O tema deste dossiê não nasceu agora. Ele faz parte da minha vida, como uma inquietação, que tem me gerado questionamentos e reflexões, há alguns anos. No entanto, com o passar do tempo, ela tem ganhado mais evidência, pois ela não é mais uma inquietação conectada somente à minha vida e às pessoas da minha geração, mas a conecto às futuras gerações e ao ambiente da minha prática profissional: as organizações.
Comecei este projeto com o julgamento de que, em algum momento da história, nos desconectamos de viver em um contexto de abundância e começamos a viver em um contexto de escassez. Na vida, assim como no ambiente organizacional, isso implicava, e ainda implica, ter o crescimento como uma das estratégias possíveis e mais óbvias. No entanto, esse crescimento implicou (e implica) em sacrifício, em perda de saúde e num ritmo de vida frenético. Estamos adoecendo no ambiente organizacional, assim como na vida.
Como coach e consultora organizacional, nos últimos 15 anos, tenho visto líderes e equipes vivendo no sacrifício pessoal, não priorizando sua saúde física e mental, e o cuidado com outros aspectos de suas vidas. Tenho visto pessoas vivendo a partir da mentalidade de "não ser suficiente", adotando a estratégia de crescer e fazer mais ou mais rápido, como forma de poder viver e sobreviver.
Percebo o que a literatura já vem descrevendo de forma bem evidente: uma ansiedade alarmante nos jovens e no ambiente organizacional. Frases do tipo: “Se não tenho meu milhão de dólares aos 30 anos, sou um ‘loser’.” “Tenho que crescer a qualquer custo.” “Ter cursado uma faculdade não é suficiente, tenho que ter mestrado ou doutorado para ser alguém.” “Hoje é domingo, mas eu tenho que trabalhar.” E por aí vai.

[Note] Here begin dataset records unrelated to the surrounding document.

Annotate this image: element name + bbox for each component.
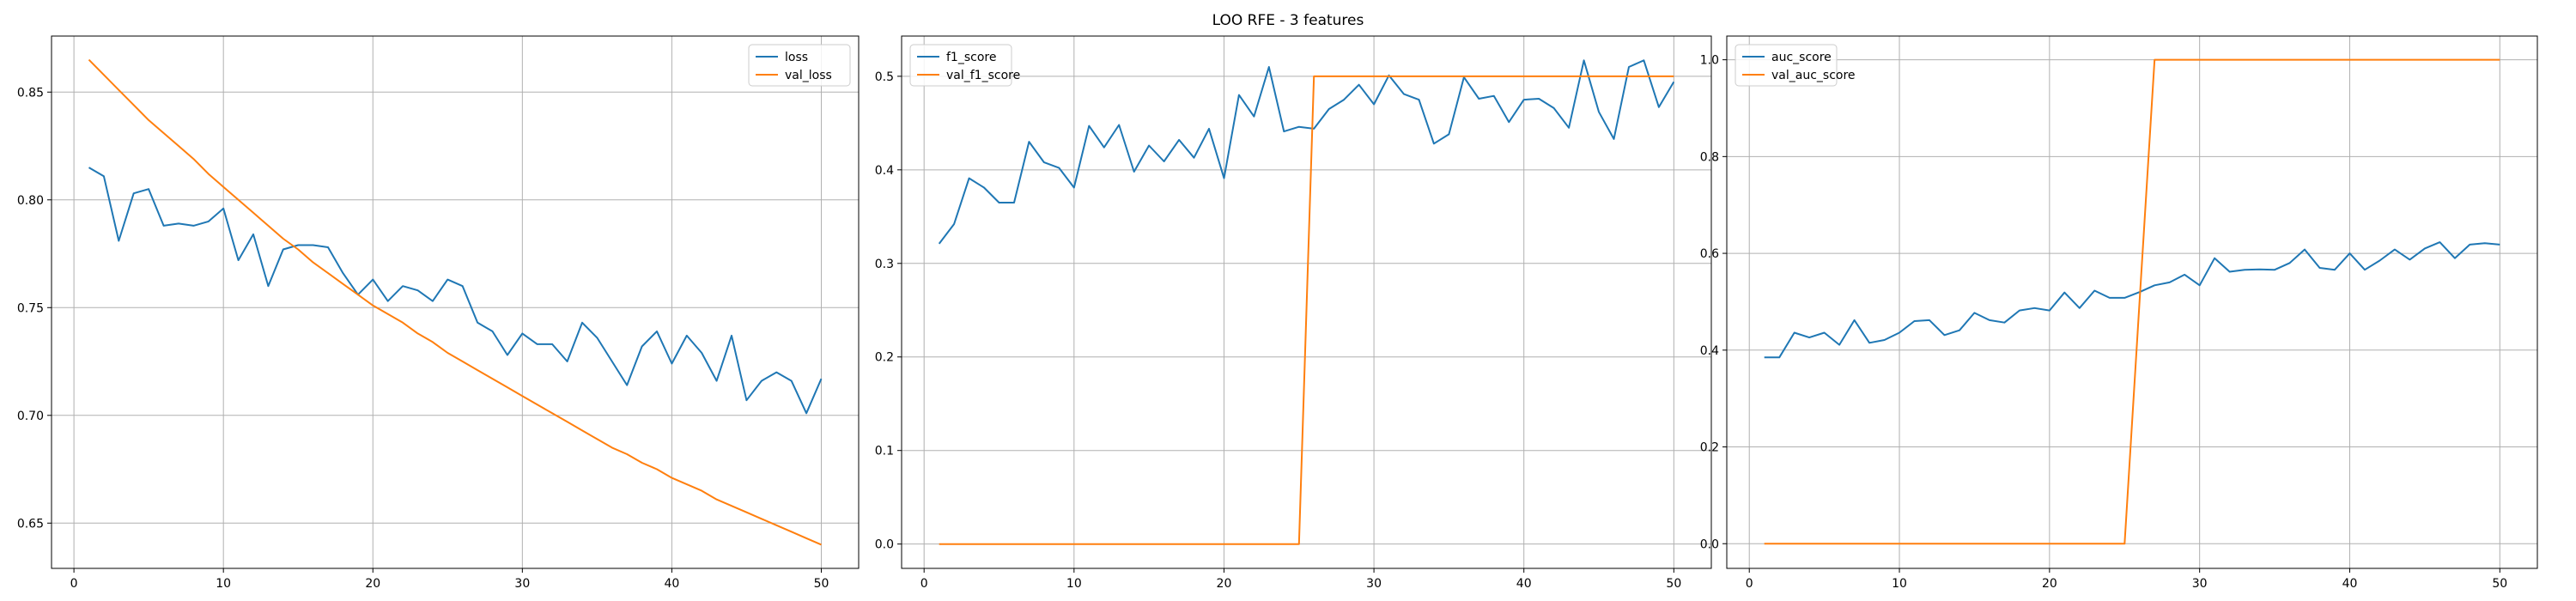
x-tick-label: 20 [2042, 577, 2057, 591]
y-tick-label: 0.5 [875, 70, 894, 84]
x-tick-label: 50 [2492, 577, 2507, 591]
legend-label: val_f1_score [946, 69, 1020, 82]
x-tick-label: 30 [1366, 577, 1382, 591]
x-tick-label: 50 [814, 577, 829, 591]
x-tick-label: 50 [1666, 577, 1681, 591]
chart-panel-1: 0 10 20 30 40 50 0.65 0.70 0.75 0.80 0.85 loss val_l… [17, 35, 860, 591]
figure-title: LOO RFE - 3 features [1212, 12, 1364, 29]
plot-frame [1726, 35, 2538, 569]
y-tick-label: 0.8 [1700, 150, 1719, 164]
x-tick-label: 10 [1066, 577, 1082, 591]
y-tick-label: 0.2 [875, 351, 894, 365]
x-tick-label: 0 [1746, 577, 1753, 591]
y-tick-label: 0.1 [875, 445, 894, 458]
y-tick-label: 0.2 [1700, 441, 1719, 455]
legend-label: loss [785, 51, 808, 64]
x-tick-label: 30 [2192, 577, 2208, 591]
legend: loss val_loss [748, 44, 851, 87]
y-tick-label: 0.0 [875, 538, 894, 552]
series-line-auc-score [1764, 241, 2500, 359]
y-tick-label: 0.4 [1700, 344, 1719, 358]
legend-label: val_auc_score [1771, 69, 1856, 82]
x-tick-label: 10 [216, 577, 231, 591]
legend-label: f1_score [946, 51, 996, 64]
series-line-val-f1-score [939, 75, 1674, 545]
y-tick-label: 0.80 [17, 194, 44, 208]
x-tick-label: 40 [1516, 577, 1532, 591]
y-tick-label: 0.70 [17, 410, 44, 423]
legend: auc_score val_auc_score [1735, 44, 1856, 87]
x-tick-label: 10 [1892, 577, 1907, 591]
plot-frame [901, 35, 1712, 569]
x-tick-label: 20 [1217, 577, 1232, 591]
x-tick-label: 20 [365, 577, 380, 591]
y-tick-label: 0.3 [875, 258, 894, 271]
y-tick-label: 0.4 [875, 164, 894, 178]
y-tick-label: 0.6 [1700, 247, 1719, 261]
y-tick-label: 1.0 [1700, 54, 1719, 68]
y-tick-label: 0.0 [1700, 537, 1719, 551]
series-line-val-loss [88, 58, 822, 546]
x-tick-label: 0 [70, 577, 78, 591]
x-tick-label: 0 [920, 577, 928, 591]
legend: f1_score val_f1_score [909, 44, 1020, 87]
y-tick-label: 0.75 [17, 301, 44, 315]
series-line-f1-score [938, 59, 1675, 245]
chart-panel-2: 0 10 20 30 40 50 0.0 0.1 0.2 0.3 0.4 0.5 f1_scoreval… [875, 35, 1712, 591]
plot-frame [51, 35, 860, 569]
series-line-val-auc-score [1764, 58, 2500, 545]
x-tick-label: 40 [2342, 577, 2358, 591]
y-tick-label: 0.65 [17, 517, 44, 531]
legend-label: auc_score [1771, 51, 1832, 64]
series-line-loss [88, 167, 823, 415]
y-tick-label: 0.85 [17, 86, 44, 100]
x-tick-label: 40 [664, 577, 679, 591]
legend-label: val_loss [785, 69, 832, 82]
chart-panel-3: 0 10 20 30 40 50 0.0 0.2 0.4 0.6 0.8 1.0 auc_scoreva… [1700, 35, 2538, 591]
x-tick-label: 30 [514, 577, 530, 591]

Se fossem frases aleatórias, talvez minha inquietação não despertasse com tanta voracidade. Mas são palavras que escuto também dos meus filhos. Aí, como mãe e conectada com o futuro desta e das próximas gerações, não tenho como ficar alheia e fazer de conta que aqui não existe uma conversa maior que precisa ser explorada.
Pois é neste contexto que escolhi este tema “Escassez e Abundância” como projeto de certificação do meu terceiro (e último ano) do Programa Coaching Excellence in Organizations (CEO) do Institute for Generative Leadership (IGL), fundado por Bob Dunham. Programa este que tem como base a Liderança Generativa, metodologia criada por Bob (tema do dossiê da edição 93 desta Revista) e que hoje permeia o meu viver e o meu fazer profissional no mundo. O terceiro ano deste programa nos convida a desenharmos uma oferta para o mundo, a partir da Liderança Generativa. Desta forma, vi aí uma grande oportunidade para investir espaço, tempo e energia para cuidar desta inquietação que me acompanha há anos.